1. Giving The Finger

For me, fear is like the flu. It starts in my belly and the small of my back and makes me want to hide in bed until the flu, or the fear, is over.

No bed today, no hiding. As much as I dread confronting Edwin Manning, it has to be done. My idea is to start by ringing his doorbell, assuming he has one, but the uniformed security guard in the lobby has other ideas.

“Sorry, miss. Only way you get upstairs is if they call down, put you on the access list.”

“This is a matter of life and d-d-death,” I stammer.

“Sorry, miss, those are the rules.”

I’m looking past him, wondering if I can make a dash for the elevators. He senses my desperation—or maybe he doesn’t want to waste batteries Tasering me—and offers to call the penthouse, make an inquiry.

“What do I say?” he asks me, wanting to be helpful.

“Tell him this is Jane Garner and if he doesn’t talk to me his son will die.”

The guard’s mild brown eyes widen in shock.

“I didn’t kidnap his son,” I assure him. “But I know who did. Tell him all of that.”

The guard hands me the intercom phone. “Better tell him yourself.”

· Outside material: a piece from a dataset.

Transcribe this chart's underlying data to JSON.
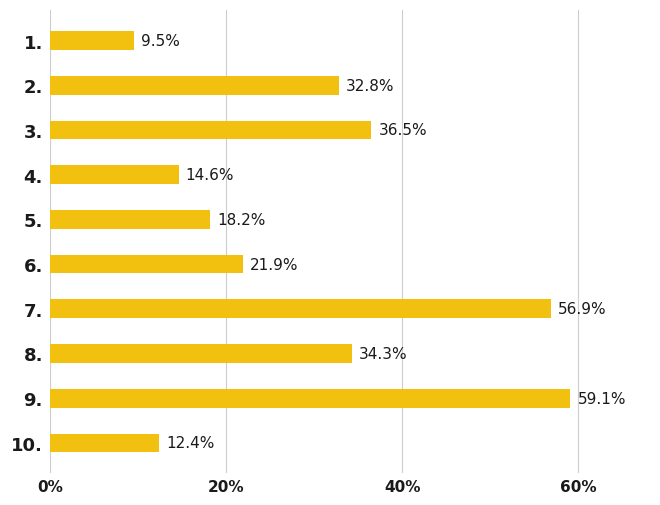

The voice on the other end does not belong to Edwin Manning—might be the egg man, I can’t tell—but I nevertheless make my spiel, essentially repeating what I told the astonished security guard and adding, “You’ve one minute. I’m in the lobby.”

Fern says I’m the bravest woman she knows, but surely that can’t be true or I wouldn’t be fighting the impulse to throw up. It’s not that I’m afraid of Edwin Manning or his henchman. That’s not where the fear originates. The fear has to do with not knowing what is going to happen in the next few hours, and how I will survive if it all goes wrong.

What do you do if the world ends?

I’ve no idea and it makes me afraid.

In less than a minute Edwin Manning emerges from the elevator accompanied by Mr. Popkin. Both men look as concerned and uneasy as I feel, but there’s something in Manning’s palpable anxiety that makes me know exactly what to do.